Its latest ballistic test, on 28 November, sparked a new series of fresh sanctions from the UN, which targeted petrol shipments and travel.
But North Korean leader Kim Jong-un said in early January that he was "open to dialogue" with the South and proposed sending a delegation to the Games in Pyeongchang, South Korea, next month.
The two Koreas subsequently held their first high-level talks in more than two years on how to make this happen.
Amid enthusiasm at apparently easing tensions, ideas to emerge from the talks reportedly include:
- A proposal from North Korea to send a 230-strong cheerleading squad to the South over the land border
- The formation of a joint women's ice hockey team
- Marching together at the Games' opening ceremony
The inter-Korean talks have been credited with easing tensions on the peninsula, but Mr Kono urged countries not to let their guard down.
"I am aware that some people argue that because North Korea is engaging in inter-Korean dialogue, we should reward them by lifting up sanctions or by providing some sort of assistance," he said.
"Frankly I think this view is just too naive.
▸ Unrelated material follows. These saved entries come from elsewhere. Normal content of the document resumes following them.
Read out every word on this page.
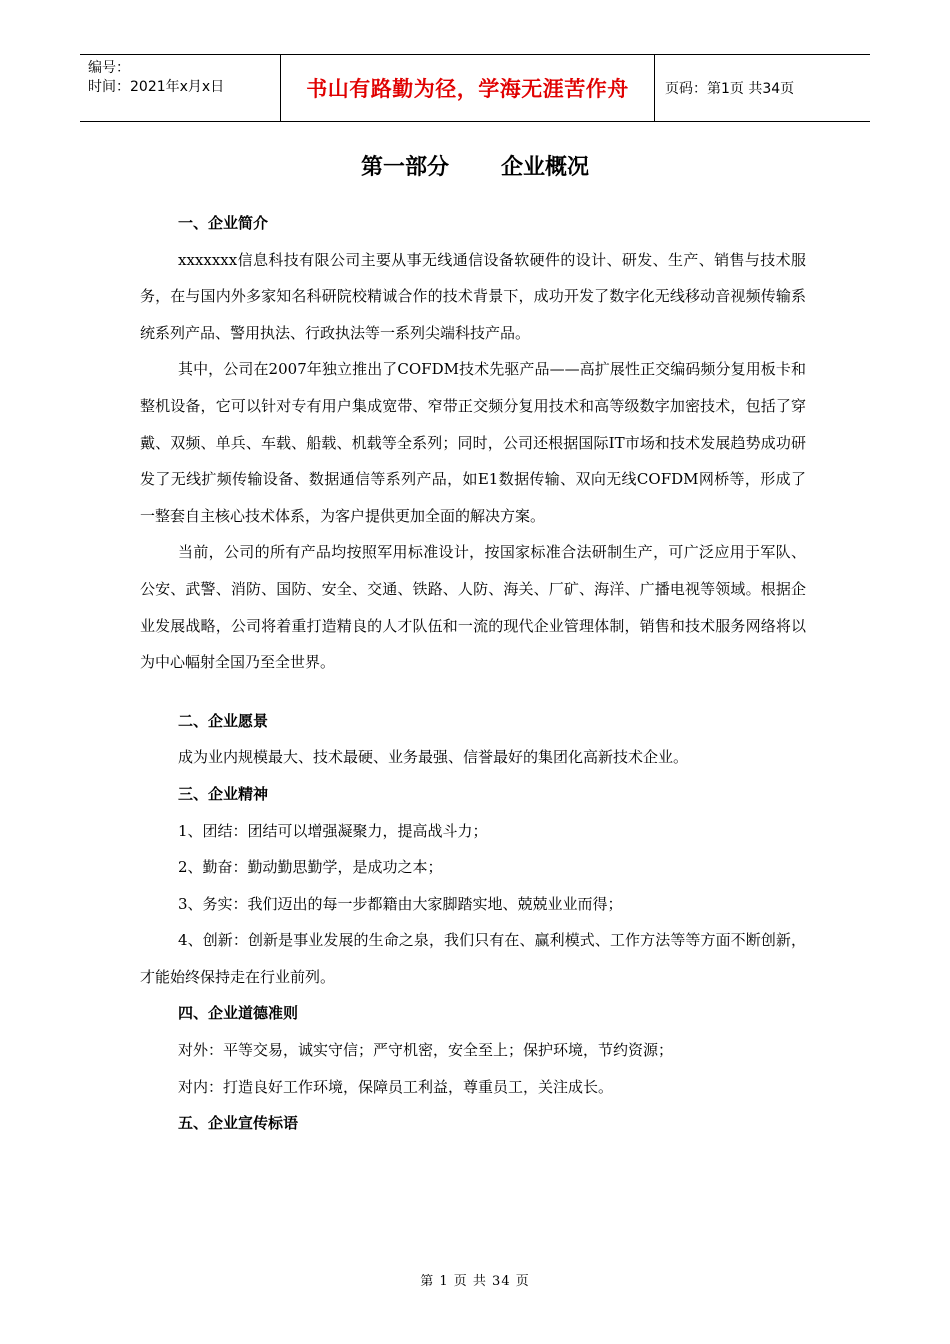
编号：
时间：2021年x月x日	书山有路勤为径，学海无涯苦作舟	页码：第1页 共34页
第一部分 企业概况
一、企业简介
xxxxxxx信息科技有限公司主要从事无线通信设备软硬件的设计、研发、生产、销售与技术服务，在与国内外多家知名科研院校精诚合作的技术背景下，成功开发了数字化无线移动音视频传输系统系列产品、警用执法、行政执法等一系列尖端科技产品。
其中，公司在2007年独立推出了COFDM技术先驱产品——高扩展性正交编码频分复用板卡和整机设备，它可以针对专有用户集成宽带、窄带正交频分复用技术和高等级数字加密技术，包括了穿戴、双频、单兵、车载、船载、机载等全系列；同时，公司还根据国际IT市场和技术发展趋势成功研发了无线扩频传输设备、数据通信等系列产品，如E1数据传输、双向无线COFDM网桥等，形成了一整套自主核心技术体系，为客户提供更加全面的解决方案。
当前，公司的所有产品均按照军用标准设计，按国家标准合法研制生产，可广泛应用于军队、公安、武警、消防、国防、安全、交通、铁路、人防、海关、厂矿、海洋、广播电视等领域。根据企业发展战略，公司将着重打造精良的人才队伍和一流的现代企业管理体制，销售和技术服务网络将以为中心幅射全国乃至全世界。
二、企业愿景
成为业内规模最大、技术最硬、业务最强、信誉最好的集团化高新技术企业。
三、企业精神
1、团结：团结可以增强凝聚力，提高战斗力；
2、勤奋：勤动勤思勤学，是成功之本；
3、务实：我们迈出的每一步都籍由大家脚踏实地、兢兢业业而得；
4、创新：创新是事业发展的生命之泉，我们只有在、赢利模式、工作方法等等方面不断创新，才能始终保持走在行业前列。
四、企业道德准则
对外：平等交易，诚实守信；严守机密，安全至上；保护环境，节约资源；
对内：打造良好工作环境，保障员工利益，尊重员工，关注成长。
五、企业宣传标语
第 1 页 共 34 页
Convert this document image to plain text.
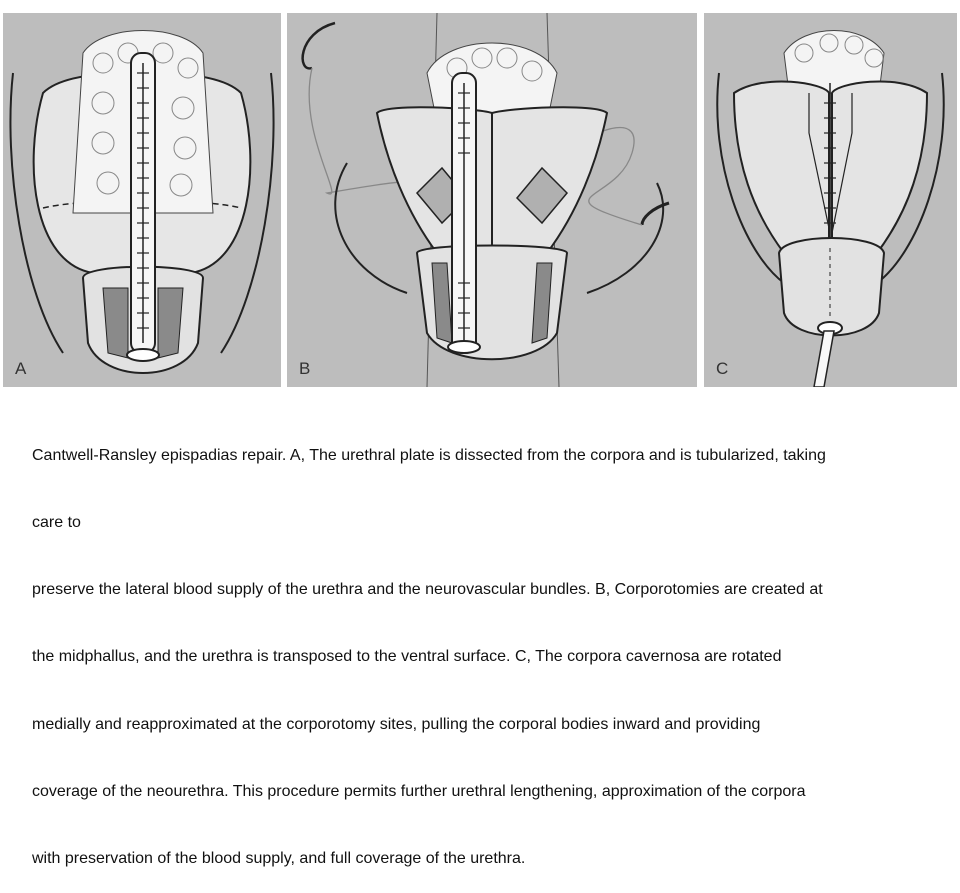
A	B	C

Cantwell-Ransley epispadias repair. A, The urethral plate is dissected from the corpora and is tubularized, taking

care to

preserve the lateral blood supply of the urethra and the neurovascular bundles. B, Corporotomies are created at

the midphallus, and the urethra is transposed to the ventral surface. C, The corpora cavernosa are rotated

medially and reapproximated at the corporotomy sites, pulling the corporal bodies inward and providing

coverage of the neourethra. This procedure permits further urethral lengthening, approximation of the corpora

with preservation of the blood supply, and full coverage of the urethra.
I believe that North Korea wants to buy some time to continue their nuclear missile programme."
The US echoed his remarks, with Secretary of State Rex Tillerson calling for an increase in pressure on Pyongyang to the point where it "must come to the table for credible negotiations".
South Korean Foreign Minister Kang Kyung-wha told the meeting she believed recent sanctions and pressure had a part to play in North Korea's recent willingness for talks.
"Indeed the concerted efforts of the international community have begun to bear fruit," she said.
In their final joint statement, the 20 nations said they would consider imposing tougher sanctions on Pyongyang going beyond those required by UN Security Council resolutions.
The day-long meeting was co-hosted by the US and Canada. China and Russia, two of Pyongyang's biggest allies, were not invited.
Both countries have been accused of not putting enough pressure on Pyongyang to stop it from developing its nuclear ambitions.
Beijing dismissed the meeting as "illegitimate".
"The most important relevant parties of the Korean peninsula issue haven't taken part in the meeting so I don't think the meeting is legal or representative," said Chinese foreign ministry spokesman Lu Kang.